CBS put a graphic up on the screen 10 seconds later following a play that went nowhere, and Simms said, "Well, Jim, let's look at this Cincinnati offense. They do so much. They've got jailbreak screens. Bootleg passes. Reverses. Multiple formations. Shifts and motions. What do you do on the defensive side? Wide receiver screens …"
And so it went until Simms had read through a graphic of 10 things the Bengals do on offense, which, by the way, virtually every other team in the NFL does.
But Simms read the 10 points on the screen with great intensity. When Nantz commented on the enthusiasm and speed of Simms' delivery, the analyst explained that he was reading it that way to mimic ESPN analyst Jon Gruden, because the offensive coordinator for the Bengals is Jay Gruden, Jon's brother.
"That was for Jay Gruden -- that was Jon explaining the offense," Simms said. "I wanted to do that."
That's what I hate about NFL coverage on CBS more than anything else – the tone and sensibility of jocks in the booth playing to and for other jocks and members of NFL locker room fraternity instead of the viewers and fans.
If the stupid graphic of offensive weapons and Simms' silly reading of it were half as clever as the two guys in the booth thought, they would not have had to explain it as a play was being run on the field – which, by the way, they didn't bother to explain or analyze.
As for Nantz, well, the last thing to which Nantz brought any passion as far as I can tell happened at the Masters – not an AFC stadium. And much of the energy there is spent kissing up to the authorities at Augusta National Golf Course and avoiding the club's sorry history of discrimination.
Speaking of contracts and kissing up, as poorly as the Ravens and CBS Sports performed Sunday, I was bothered by a series of tweets from WBAL radio talk host Brett Hollander at the end of the game.

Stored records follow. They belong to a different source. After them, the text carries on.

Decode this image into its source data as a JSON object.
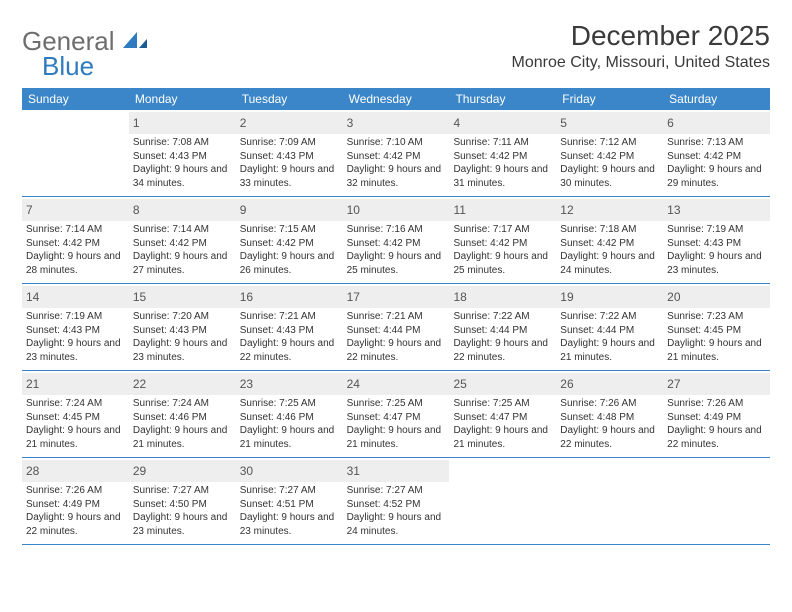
{
  "brand": {
    "text1": "General",
    "text2": "Blue"
  },
  "title": "December 2025",
  "location": "Monroe City, Missouri, United States",
  "colors": {
    "header_bg": "#3a86c8",
    "header_text": "#ffffff",
    "daynum_bg": "#eeeeee",
    "week_border": "#3a86c8",
    "body_text": "#333333",
    "logo_gray": "#6e6e6e",
    "logo_blue": "#2f7bbf"
  },
  "weekdays": [
    "Sunday",
    "Monday",
    "Tuesday",
    "Wednesday",
    "Thursday",
    "Friday",
    "Saturday"
  ],
  "labels": {
    "sunrise": "Sunrise:",
    "sunset": "Sunset:",
    "daylight": "Daylight:"
  },
  "weeks": [
    [
      {
        "empty": true
      },
      {
        "n": "1",
        "sr": "7:08 AM",
        "ss": "4:43 PM",
        "dl": "9 hours and 34 minutes."
      },
      {
        "n": "2",
        "sr": "7:09 AM",
        "ss": "4:43 PM",
        "dl": "9 hours and 33 minutes."
      },
      {
        "n": "3",
        "sr": "7:10 AM",
        "ss": "4:42 PM",
        "dl": "9 hours and 32 minutes."
      },
      {
        "n": "4",
        "sr": "7:11 AM",
        "ss": "4:42 PM",
        "dl": "9 hours and 31 minutes."
      },
      {
        "n": "5",
        "sr": "7:12 AM",
        "ss": "4:42 PM",
        "dl": "9 hours and 30 minutes."
      },
      {
        "n": "6",
        "sr": "7:13 AM",
        "ss": "4:42 PM",
        "dl": "9 hours and 29 minutes."
      }
    ],
    [
      {
        "n": "7",
        "sr": "7:14 AM",
        "ss": "4:42 PM",
        "dl": "9 hours and 28 minutes."
      },
      {
        "n": "8",
        "sr": "7:14 AM",
        "ss": "4:42 PM",
        "dl": "9 hours and 27 minutes."
      },
      {
        "n": "9",
        "sr": "7:15 AM",
        "ss": "4:42 PM",
        "dl": "9 hours and 26 minutes."
      },
      {
        "n": "10",
        "sr": "7:16 AM",
        "ss": "4:42 PM",
        "dl": "9 hours and 25 minutes."
      },
      {
        "n": "11",
        "sr": "7:17 AM",
        "ss": "4:42 PM",
        "dl": "9 hours and 25 minutes."
      },
      {
        "n": "12",
        "sr": "7:18 AM",
        "ss": "4:42 PM",
        "dl": "9 hours and 24 minutes."
      },
      {
        "n": "13",
        "sr": "7:19 AM",
        "ss": "4:43 PM",
        "dl": "9 hours and 23 minutes."
      }
    ],
    [
      {
        "n": "14",
        "sr": "7:19 AM",
        "ss": "4:43 PM",
        "dl": "9 hours and 23 minutes."
      },
      {
        "n": "15",
        "sr": "7:20 AM",
        "ss": "4:43 PM",
        "dl": "9 hours and 23 minutes."
      },
      {
        "n": "16",
        "sr": "7:21 AM",
        "ss": "4:43 PM",
        "dl": "9 hours and 22 minutes."
      },
      {
        "n": "17",
        "sr": "7:21 AM",
        "ss": "4:44 PM",
        "dl": "9 hours and 22 minutes."
      },
      {
        "n": "18",
        "sr": "7:22 AM",
        "ss": "4:44 PM",
        "dl": "9 hours and 22 minutes."
      },
      {
        "n": "19",
        "sr": "7:22 AM",
        "ss": "4:44 PM",
        "dl": "9 hours and 21 minutes."
      },
      {
        "n": "20",
        "sr": "7:23 AM",
        "ss": "4:45 PM",
        "dl": "9 hours and 21 minutes."
      }
    ],
    [
      {
        "n": "21",
        "sr": "7:24 AM",
        "ss": "4:45 PM",
        "dl": "9 hours and 21 minutes."
      },
      {
        "n": "22",
        "sr": "7:24 AM",
        "ss": "4:46 PM",
        "dl": "9 hours and 21 minutes."
      },
      {
        "n": "23",
        "sr": "7:25 AM",
        "ss": "4:46 PM",
        "dl": "9 hours and 21 minutes."
      },
      {
        "n": "24",
        "sr": "7:25 AM",
        "ss": "4:47 PM",
        "dl": "9 hours and 21 minutes."
      },
      {
        "n": "25",
        "sr": "7:25 AM",
        "ss": "4:47 PM",
        "dl": "9 hours and 21 minutes."
      },
      {
        "n": "26",
        "sr": "7:26 AM",
        "ss": "4:48 PM",
        "dl": "9 hours and 22 minutes."
      },
      {
        "n": "27",
        "sr": "7:26 AM",
        "ss": "4:49 PM",
        "dl": "9 hours and 22 minutes."
      }
    ],
    [
      {
        "n": "28",
        "sr": "7:26 AM",
        "ss": "4:49 PM",
        "dl": "9 hours and 22 minutes."
      },
      {
        "n": "29",
        "sr": "7:27 AM",
        "ss": "4:50 PM",
        "dl": "9 hours and 23 minutes."
      },
      {
        "n": "30",
        "sr": "7:27 AM",
        "ss": "4:51 PM",
        "dl": "9 hours and 23 minutes."
      },
      {
        "n": "31",
        "sr": "7:27 AM",
        "ss": "4:52 PM",
        "dl": "9 hours and 24 minutes."
      },
      {
        "empty": true
      },
      {
        "empty": true
      },
      {
        "empty": true
      }
    ]
  ]
}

After tweeting that it was going to be an "empty January in Baltimore" without the Ravens in the playoffs, Hollander followed up with, "Quite a run though. 5 straight years of playoffs needs to be noted as nothing shy of excellent. Just a magical run."
And if that wasn't generous enough for a team that just blew two straight chances to be in the playoffs, Hollander tweeted this: "And they were in it until the 4th QT of game 16 in year 6 under (Harbs/Flacco). But all things must come to an end."
While it is nice to be a sports talk host at the station that has rights to the Ravens game, this might strike some as sounding a bit like an apologist.
In fairness to Hollander, whose show I regularly enjoy, I messaged him after the game to get his reaction.
"... I pride myself in putting things into some sense of perspective," he wrote back. "Whether that means historical, big picture or where sports should stand in the grand scheme of things."
Fair enough, and there is certainly a need for perspective after a season-ending loss like Sunday's.
But I hope the local media will be tougher than Hollander this week and in the off-season. I hope they will quit letting John Harbaugh and Ravens management get away with making big mistakes and not getting called out for them – whether it's trading away the receiver who carried your offense on his back week after week during the playoffs last year, or somehow failing to draft, trade for or properly develop an offensive line.
As for me, as much as I wanted another playoff run and as depressed as I am about not getting it, I take great solace in knowing I will not have to watch another CBS Sports AFC telecast this year.